Gegen die Ansprüche 6 und 7 der Anlage 1 sei laut dem Prüferbericht ein Einwand der mangelnden erfinderischen Tätigkeit ausgehend von einem an einer Weinmesse verkauften Korkenzieher erwartet worden (Seiten 4, 7, 15 und 16 der deutschen Fassung des Prüferberichts). Die Anlage 4 war dabei lediglich als Dokumentation dieser öffentlichen Vorbenutzung zu berücksichtigen.

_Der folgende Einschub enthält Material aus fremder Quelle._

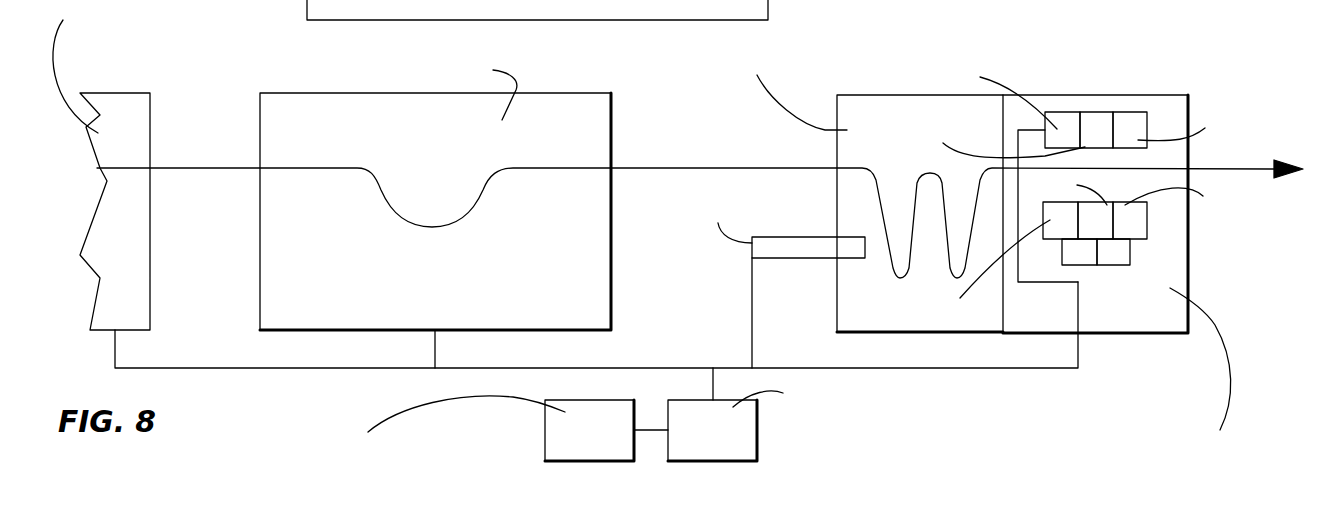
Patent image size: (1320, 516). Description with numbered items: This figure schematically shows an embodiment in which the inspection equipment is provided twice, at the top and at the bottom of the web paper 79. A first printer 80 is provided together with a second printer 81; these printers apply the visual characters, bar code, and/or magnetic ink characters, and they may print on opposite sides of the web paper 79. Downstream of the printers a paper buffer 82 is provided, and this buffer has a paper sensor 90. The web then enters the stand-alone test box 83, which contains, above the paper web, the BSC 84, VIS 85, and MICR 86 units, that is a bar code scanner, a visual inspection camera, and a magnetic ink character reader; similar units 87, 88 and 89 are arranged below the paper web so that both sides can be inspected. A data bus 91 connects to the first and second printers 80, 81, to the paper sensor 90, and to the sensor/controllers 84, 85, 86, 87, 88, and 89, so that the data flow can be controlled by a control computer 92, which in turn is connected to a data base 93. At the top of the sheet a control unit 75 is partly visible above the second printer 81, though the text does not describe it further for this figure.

The control unit 75 is at (537, 11).
The web paper 79 is at (197, 167).
The first printer 80 is at (120, 125).
The second printer 81 is at (578, 139).
The paper buffer 82 is at (859, 122).
The stand-alone test box 83 is at (1116, 95).
The BSC unit 84 is at (1053, 128).
The VIS unit 85 is at (1097, 130).
The MICR unit 86 is at (1133, 130).
The BSC unit (lower) 87 is at (1060, 222).
The VIS unit (lower) 88 is at (1093, 228).
The MICR unit (lower) 89 is at (1133, 213).
The paper sensor 90 is at (775, 258).
The data bus 91 is at (330, 368).
The control computer 92 is at (713, 425).
The data base 93 is at (567, 427).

Die Beschwerdeführerin macht zunächst geltend, dass der Prüferbericht auf einer unrichtigen Beurteilungsgrundlage beruht. Die Aufgabenstellung sei unklar und irreführend gewesen. Der Anlage 4 hätte nicht entnommen werden können, wo der auf der Messe verkaufte Korkenzieher beschichtet gewesen sei. Der Hinweis in der Anlage 4, dass die Beschichtung das "Entfernen der Korken" erleichtere, hätte keinen Hinweis zur Lage der Beschichtung geliefert. Das Wort "Entfernen" sei in der gesamten Prüfungsaufgabe C im Sinne von "Herausziehen aus dem Flaschenhals" verwendet worden. Eine Beschichtung des Korkenziehers erleichtere das Entfernen nicht, es sei denn, die Beschichtung sei am Griff angebracht, um diesen griffig zu machen. Daher sei der Hinweis in der Anlage 4 nicht nur unklar, sondern irreführend gewesen. Dass der wendelförmige Abschnitt des auf der Messe verkaufte Korkenziehers beschichtet war, und die reibungsmindernde Eigenschaft der Beschichtung das Hineindrehen des wendelförmigen Abschnitts in den Korken erleichtert habe, sei kein inneres Merkmal, sondern ergebe sich nur in Wechselwirkung mit der Umgebung und sei daher nach der Entscheidung G 1/92 nicht offenbart gewesen. Der laut Prüferbericht erwartete Angriff der mangelnden erfinderischen Tätigkeit ausgehend von dem an der Messe verkauften Korkenzieher sei folglich entgegen Regel 22(3) ABVEP nicht ohne besondere Fachkenntnisse und/oder den Sachverhalt interpretierende Annahmen zu formulieren gewesen.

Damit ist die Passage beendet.